Photo courtesy of Varsity Vantage

Here’s basically what happened in the final 15 seconds of Westfield’s 44–41 loss to Sparta, rendered as concisely as possible, if that even is possible:

With Westfield trailing by 3 points, Annie Ryan shot a 3-pointer. It hit the side of the backboard. Except the whistle blared. Ryan had been fouled. So Sparta called a timeout. Ryan missed the first free throw and made the next two, bringing Westfield within 1 point. But Westfield stole Sparta’s inbounds. Sara Rooney missed a potential go-ahead bucket with 8 seconds left, and Sparta secured the rebound. Westfield was forced to foul. Sparta made two foul shots. Rooney chucked a desperation heave from midcourt that hit the top of the backboard. Sparta won.

Madness.

The No. 20 Spartans (11-4, 4-2 NJAC American) squeezed past the Blue Devils (10-4, 8-2 UCC Watchung) in a frenetic game that pitted last year’s Group 3 champion against last year’s Group 4 champion for the first time since Sparta’s victory in the Tournament of Champions (which the NJSIAA, incidentally, has since abolished).

“It was just a hectic game,” summarized Sutton Factor.

An elastic cord appeared to connect the two teams. When one team shoved ahead, the cord always yanked it back to prevent the gap from stretching any further. Neither team led by more than 5 points.

“We had chances,” head coach Liz McKeon said. “I knew we were in it, and I knew we were a talented, strong-enough team. We were playing hard for the entire four quarters.”

A cold spell clasped its icy hands around Westfield, 3-pointers veering off target and shots clanking off. The Blue Devils missed six consecutive 3-point attempts at one point in the first half. Westfield leaned on its stout defense to stay in the game. 

Part of that was obstructing Sparta’s Ally Sweeney, a McDonald’s All-American nominee three days removed from a 45-point outing against Chatham. How did Westfield slow her down? “Sutton Factor,” McKeon said. Factor’s oppressive defense limited Sweeney to 18 points. “A quiet 18,” McKeon added. “I don’t feel by any means that she overtook the game.”

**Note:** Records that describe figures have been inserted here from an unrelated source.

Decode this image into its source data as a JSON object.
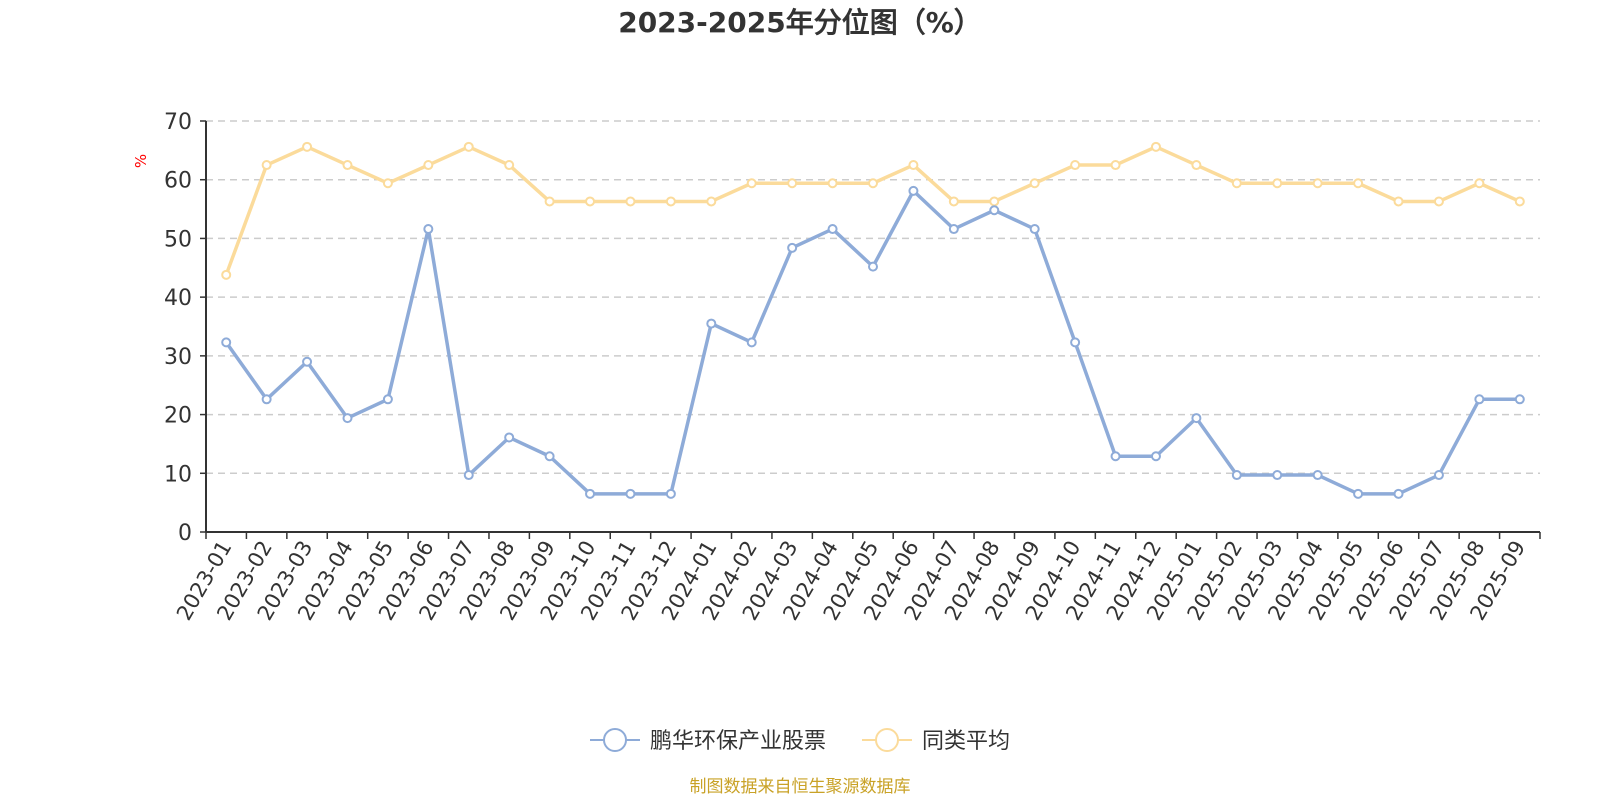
{
  "chart_data": {
    "type": "line",
    "title": "2023-2025年分位图（%）",
    "ylabel": "%",
    "xlabel": "",
    "ylim": [
      0,
      70
    ],
    "yticks": [
      0,
      10,
      20,
      30,
      40,
      50,
      60,
      70
    ],
    "grid": true,
    "legend_position": "bottom-center",
    "categories": [
      "2023-01",
      "2023-02",
      "2023-03",
      "2023-04",
      "2023-05",
      "2023-06",
      "2023-07",
      "2023-08",
      "2023-09",
      "2023-10",
      "2023-11",
      "2023-12",
      "2024-01",
      "2024-02",
      "2024-03",
      "2024-04",
      "2024-05",
      "2024-06",
      "2024-07",
      "2024-08",
      "2024-09",
      "2024-10",
      "2024-11",
      "2024-12",
      "2025-01",
      "2025-02",
      "2025-03",
      "2025-04",
      "2025-05",
      "2025-06",
      "2025-07",
      "2025-08",
      "2025-09"
    ],
    "series": [
      {
        "name": "鹏华环保产业股票",
        "color": "#8eabd8",
        "values": [
          32.3,
          22.6,
          29.0,
          19.4,
          22.6,
          51.6,
          9.7,
          16.1,
          12.9,
          6.5,
          6.5,
          6.5,
          35.5,
          32.3,
          48.4,
          51.6,
          45.2,
          58.1,
          51.6,
          54.8,
          51.6,
          32.3,
          12.9,
          12.9,
          19.4,
          9.7,
          9.7,
          9.7,
          6.5,
          6.5,
          9.7,
          22.6,
          22.6
        ]
      },
      {
        "name": "同类平均",
        "color": "#fbdb9b",
        "values": [
          43.8,
          62.5,
          65.6,
          62.5,
          59.4,
          62.5,
          65.6,
          62.5,
          56.3,
          56.3,
          56.3,
          56.3,
          56.3,
          59.4,
          59.4,
          59.4,
          59.4,
          62.5,
          56.3,
          56.3,
          59.4,
          62.5,
          62.5,
          65.6,
          62.5,
          59.4,
          59.4,
          59.4,
          59.4,
          56.3,
          56.3,
          59.4,
          56.3
        ]
      }
    ]
  },
  "source_note": "制图数据来自恒生聚源数据库"
}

“She’s a gamer,” Factor said. “She’s a really good player, a really good ball handler. I’ll be right in her face—I was actually touching her hand on one of her shots, and it went in. There’s nothing I can really do about that.”

The play in question occurred at the end of the first quarter. Sweeney was just inside the 3-point line, fading away from the basket, Factor pasted to her. No room to breathe, much less shoot. The shot was flat, ugly. It went in.

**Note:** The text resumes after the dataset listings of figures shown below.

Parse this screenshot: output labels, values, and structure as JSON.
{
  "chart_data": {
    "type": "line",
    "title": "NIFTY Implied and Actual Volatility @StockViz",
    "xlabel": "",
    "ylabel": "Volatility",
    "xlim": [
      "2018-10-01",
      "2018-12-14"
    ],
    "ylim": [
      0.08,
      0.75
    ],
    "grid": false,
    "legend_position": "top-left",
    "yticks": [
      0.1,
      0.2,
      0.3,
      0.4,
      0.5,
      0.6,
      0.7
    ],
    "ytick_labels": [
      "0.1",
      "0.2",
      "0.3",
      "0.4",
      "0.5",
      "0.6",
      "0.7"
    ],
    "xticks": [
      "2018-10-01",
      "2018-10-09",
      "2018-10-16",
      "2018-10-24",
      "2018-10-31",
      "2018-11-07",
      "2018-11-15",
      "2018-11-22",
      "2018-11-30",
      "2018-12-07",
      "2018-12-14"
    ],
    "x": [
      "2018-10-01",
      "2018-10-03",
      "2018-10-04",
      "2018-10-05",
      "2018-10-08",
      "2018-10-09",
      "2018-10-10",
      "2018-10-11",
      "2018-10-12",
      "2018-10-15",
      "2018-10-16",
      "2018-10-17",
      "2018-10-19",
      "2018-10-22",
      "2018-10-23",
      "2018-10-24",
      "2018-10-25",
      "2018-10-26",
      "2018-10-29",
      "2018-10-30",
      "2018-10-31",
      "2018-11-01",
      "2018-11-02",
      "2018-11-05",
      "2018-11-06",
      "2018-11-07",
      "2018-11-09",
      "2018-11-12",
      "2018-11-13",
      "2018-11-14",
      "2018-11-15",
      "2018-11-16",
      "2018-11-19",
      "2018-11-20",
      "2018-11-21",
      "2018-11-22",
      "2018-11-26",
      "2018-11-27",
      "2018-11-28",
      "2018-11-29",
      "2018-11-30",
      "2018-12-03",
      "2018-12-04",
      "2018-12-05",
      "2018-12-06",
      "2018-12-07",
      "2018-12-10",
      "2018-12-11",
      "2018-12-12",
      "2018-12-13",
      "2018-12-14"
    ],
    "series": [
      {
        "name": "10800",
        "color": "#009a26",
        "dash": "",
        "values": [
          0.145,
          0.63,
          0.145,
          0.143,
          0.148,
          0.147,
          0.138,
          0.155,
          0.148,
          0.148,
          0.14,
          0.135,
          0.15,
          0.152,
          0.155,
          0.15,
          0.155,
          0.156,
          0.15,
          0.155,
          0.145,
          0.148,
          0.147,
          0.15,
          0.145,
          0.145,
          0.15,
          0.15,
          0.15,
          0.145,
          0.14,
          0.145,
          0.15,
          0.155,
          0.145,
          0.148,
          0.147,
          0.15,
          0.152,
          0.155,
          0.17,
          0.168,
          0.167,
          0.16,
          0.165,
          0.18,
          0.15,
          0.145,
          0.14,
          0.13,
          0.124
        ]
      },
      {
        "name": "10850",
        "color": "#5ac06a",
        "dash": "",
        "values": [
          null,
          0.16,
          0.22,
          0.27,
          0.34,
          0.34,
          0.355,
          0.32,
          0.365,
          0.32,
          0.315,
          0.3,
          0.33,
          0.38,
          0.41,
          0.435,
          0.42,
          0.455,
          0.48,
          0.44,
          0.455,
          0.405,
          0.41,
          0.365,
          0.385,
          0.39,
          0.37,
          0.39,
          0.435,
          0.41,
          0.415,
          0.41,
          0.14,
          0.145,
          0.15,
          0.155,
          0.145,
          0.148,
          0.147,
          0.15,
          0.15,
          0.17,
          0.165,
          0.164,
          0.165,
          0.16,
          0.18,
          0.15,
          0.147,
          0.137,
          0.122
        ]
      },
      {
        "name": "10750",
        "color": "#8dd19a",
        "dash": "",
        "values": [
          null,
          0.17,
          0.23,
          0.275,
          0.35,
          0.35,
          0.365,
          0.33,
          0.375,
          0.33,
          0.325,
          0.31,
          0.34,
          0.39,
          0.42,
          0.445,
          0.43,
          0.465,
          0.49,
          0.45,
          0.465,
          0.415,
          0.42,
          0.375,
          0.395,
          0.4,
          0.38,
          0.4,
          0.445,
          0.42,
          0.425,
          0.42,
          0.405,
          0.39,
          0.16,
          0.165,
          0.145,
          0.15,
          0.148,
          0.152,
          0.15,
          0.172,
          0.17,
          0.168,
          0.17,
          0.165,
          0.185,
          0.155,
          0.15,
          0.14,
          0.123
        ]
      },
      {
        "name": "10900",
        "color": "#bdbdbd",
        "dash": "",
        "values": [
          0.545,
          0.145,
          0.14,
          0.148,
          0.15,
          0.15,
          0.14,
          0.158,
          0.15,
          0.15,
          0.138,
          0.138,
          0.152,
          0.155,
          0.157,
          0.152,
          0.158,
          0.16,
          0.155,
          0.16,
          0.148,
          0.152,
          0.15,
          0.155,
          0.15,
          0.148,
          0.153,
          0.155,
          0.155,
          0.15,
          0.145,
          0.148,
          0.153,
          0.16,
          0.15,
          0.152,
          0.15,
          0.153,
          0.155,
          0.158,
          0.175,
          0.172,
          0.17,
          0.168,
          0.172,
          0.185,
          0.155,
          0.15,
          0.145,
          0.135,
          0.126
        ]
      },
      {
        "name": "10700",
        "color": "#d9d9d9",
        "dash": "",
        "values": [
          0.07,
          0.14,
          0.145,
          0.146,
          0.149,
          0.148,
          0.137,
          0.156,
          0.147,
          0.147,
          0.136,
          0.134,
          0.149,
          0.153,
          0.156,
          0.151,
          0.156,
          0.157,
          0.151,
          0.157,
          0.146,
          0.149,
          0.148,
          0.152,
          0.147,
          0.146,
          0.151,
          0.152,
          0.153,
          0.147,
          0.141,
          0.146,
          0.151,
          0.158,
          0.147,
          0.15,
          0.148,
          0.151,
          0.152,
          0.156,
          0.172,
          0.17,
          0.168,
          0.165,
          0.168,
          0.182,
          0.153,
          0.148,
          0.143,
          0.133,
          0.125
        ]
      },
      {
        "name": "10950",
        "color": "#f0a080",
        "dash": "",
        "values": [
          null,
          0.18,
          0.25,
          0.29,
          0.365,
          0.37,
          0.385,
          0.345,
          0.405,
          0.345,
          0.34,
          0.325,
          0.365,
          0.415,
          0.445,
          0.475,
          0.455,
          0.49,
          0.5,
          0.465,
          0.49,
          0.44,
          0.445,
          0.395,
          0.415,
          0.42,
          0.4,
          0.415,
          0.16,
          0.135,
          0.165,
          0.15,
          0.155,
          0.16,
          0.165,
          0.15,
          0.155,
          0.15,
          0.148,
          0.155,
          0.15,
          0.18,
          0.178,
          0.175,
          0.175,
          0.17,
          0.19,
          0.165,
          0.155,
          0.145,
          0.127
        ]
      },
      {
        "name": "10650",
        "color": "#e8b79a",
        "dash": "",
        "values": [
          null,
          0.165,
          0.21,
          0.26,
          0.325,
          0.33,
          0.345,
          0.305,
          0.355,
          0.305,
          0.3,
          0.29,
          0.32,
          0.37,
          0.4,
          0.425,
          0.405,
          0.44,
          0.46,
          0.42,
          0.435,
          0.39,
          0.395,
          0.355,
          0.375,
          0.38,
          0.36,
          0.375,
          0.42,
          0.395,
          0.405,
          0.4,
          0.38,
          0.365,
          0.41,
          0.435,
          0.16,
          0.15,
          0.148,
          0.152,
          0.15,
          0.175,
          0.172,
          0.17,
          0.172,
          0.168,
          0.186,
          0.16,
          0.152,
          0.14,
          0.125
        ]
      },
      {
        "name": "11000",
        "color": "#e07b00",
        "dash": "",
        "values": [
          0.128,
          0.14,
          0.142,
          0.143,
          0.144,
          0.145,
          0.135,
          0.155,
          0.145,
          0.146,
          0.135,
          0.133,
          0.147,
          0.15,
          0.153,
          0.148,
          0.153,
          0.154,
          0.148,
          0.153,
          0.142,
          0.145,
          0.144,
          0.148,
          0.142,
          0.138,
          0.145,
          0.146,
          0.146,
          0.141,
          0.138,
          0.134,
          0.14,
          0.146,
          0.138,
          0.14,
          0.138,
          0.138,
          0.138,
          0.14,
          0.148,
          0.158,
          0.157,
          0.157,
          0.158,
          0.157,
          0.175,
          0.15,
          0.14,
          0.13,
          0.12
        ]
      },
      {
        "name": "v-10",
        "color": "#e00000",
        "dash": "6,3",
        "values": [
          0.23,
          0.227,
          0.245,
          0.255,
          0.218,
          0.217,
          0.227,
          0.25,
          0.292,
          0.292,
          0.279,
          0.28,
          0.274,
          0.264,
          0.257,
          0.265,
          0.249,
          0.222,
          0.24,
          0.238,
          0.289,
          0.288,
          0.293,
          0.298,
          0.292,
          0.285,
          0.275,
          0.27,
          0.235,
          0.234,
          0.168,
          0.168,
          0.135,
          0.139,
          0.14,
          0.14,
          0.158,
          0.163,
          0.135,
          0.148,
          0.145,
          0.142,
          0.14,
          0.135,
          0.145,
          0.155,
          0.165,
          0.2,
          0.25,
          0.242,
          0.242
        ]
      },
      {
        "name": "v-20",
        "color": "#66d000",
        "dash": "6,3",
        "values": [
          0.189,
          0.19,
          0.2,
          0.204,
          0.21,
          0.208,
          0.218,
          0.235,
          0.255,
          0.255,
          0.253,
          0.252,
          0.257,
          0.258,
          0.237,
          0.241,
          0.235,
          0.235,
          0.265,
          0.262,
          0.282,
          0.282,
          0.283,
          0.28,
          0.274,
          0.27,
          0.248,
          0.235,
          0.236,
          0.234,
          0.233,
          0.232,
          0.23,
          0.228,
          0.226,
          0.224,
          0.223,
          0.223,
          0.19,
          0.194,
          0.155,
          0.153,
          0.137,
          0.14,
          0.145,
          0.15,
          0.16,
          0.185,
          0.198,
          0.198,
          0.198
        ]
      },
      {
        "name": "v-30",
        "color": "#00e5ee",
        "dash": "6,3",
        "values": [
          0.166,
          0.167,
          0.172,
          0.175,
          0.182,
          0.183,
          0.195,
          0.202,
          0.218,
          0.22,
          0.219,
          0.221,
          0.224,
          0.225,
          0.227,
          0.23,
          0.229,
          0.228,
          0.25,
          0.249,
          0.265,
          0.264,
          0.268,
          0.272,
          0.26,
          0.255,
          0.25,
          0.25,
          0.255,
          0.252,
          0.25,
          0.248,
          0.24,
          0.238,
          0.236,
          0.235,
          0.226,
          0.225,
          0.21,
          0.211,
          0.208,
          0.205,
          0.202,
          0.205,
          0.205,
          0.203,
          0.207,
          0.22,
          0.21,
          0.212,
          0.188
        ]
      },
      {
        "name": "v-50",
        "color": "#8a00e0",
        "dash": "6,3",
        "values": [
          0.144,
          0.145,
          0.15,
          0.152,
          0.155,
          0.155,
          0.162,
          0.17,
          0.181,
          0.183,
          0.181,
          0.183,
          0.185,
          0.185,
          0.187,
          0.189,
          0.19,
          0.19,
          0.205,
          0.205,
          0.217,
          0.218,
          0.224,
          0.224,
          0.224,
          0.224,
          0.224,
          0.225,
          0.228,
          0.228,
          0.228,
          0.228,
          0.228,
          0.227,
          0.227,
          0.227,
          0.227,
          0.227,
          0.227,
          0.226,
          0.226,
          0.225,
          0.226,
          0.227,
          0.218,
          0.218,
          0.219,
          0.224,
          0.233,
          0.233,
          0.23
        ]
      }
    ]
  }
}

Sparta ran incessant action for Sweeney, sending her curling along the baseline while teammates set screens. 

But the Spartans had another option in Bailey Chapman. Chapman scored 15 points and went 8-8 from the free throw line, her clinical foul shooting in the waning minutes maintaining Sparta’s tenuous lead.

“Some of their other players stepped up, on the foul line especially, and that’s the reason we lost this game,” Factor said.

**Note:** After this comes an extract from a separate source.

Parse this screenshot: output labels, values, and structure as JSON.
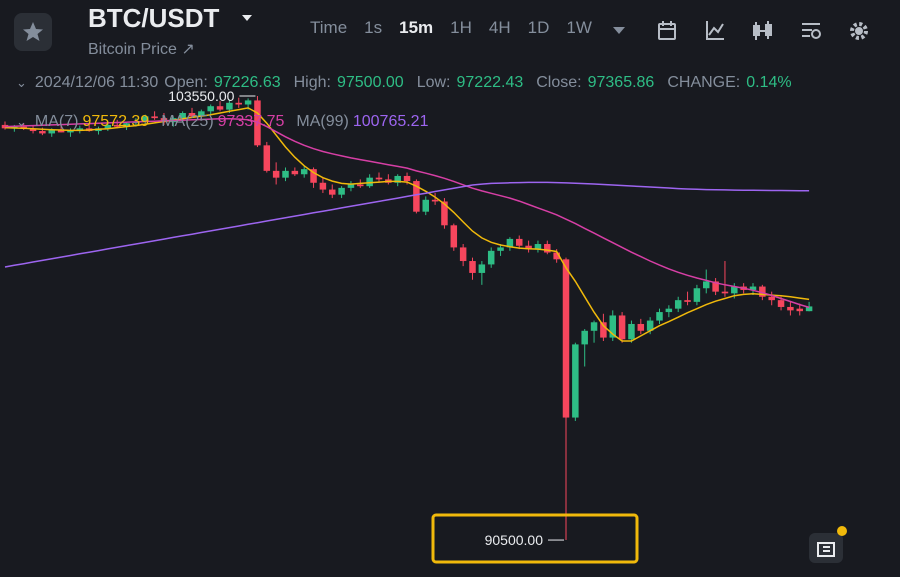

For Westfield, Ryan scored 12 points, Paige Gorczyca had 9 points and 8 rebounds, and Catie Carayannopoulos and Factor scored 7 points apiece.

“Our shots weren’t falling in the first half, so we needed to look to penetrate, and we were just a little slow rotating the ball on offense,” McKeon said. “We were taking our time, making it easier for them to defend us.”

Even for the offensive woes, Westfield manufactured the tough buckets it needed to give itself the chance to win. Ryan reeled off 7 points in a row midway through the fourth quarter to flip a 5-point deficit into a 2-point lead. 

Sparta struck back, and with two minutes left and a 38–37 advantage, the Spartans entered time-wasting mode. Westfield regained possession with just over a minute to play but turned it over. Sparta extended its lead with a pair of free throws, and then Gorczyca missed a tying three before shaving the deficit to 1 point with a layup.

Sparta knocked down two more free throws, giving Westfield back the ball with 27 seconds. The Blue Devils brought the ball down the floor and called a timeout with 15 seconds left, setting up Ryan’s 3-point attempt and the foul shots.

“I wasn’t nervous, but I knew what I had to do,” Ryan said. “And unfortunately, I missed the first one.”

“Her on the foul line is by no means indicative of the entire game,” McKeon said. “Annie played four quarters. It doesn’t come down to just one play.”

Westfield next plays on Tuesday, in a home game at 7 p.m. against Columbia. 

The first foul shot, the one that missed, did one of those graceful rolling things where it carves a semicircle on the back rim and jumps out the other side. A little bit beautiful. A little bit painful.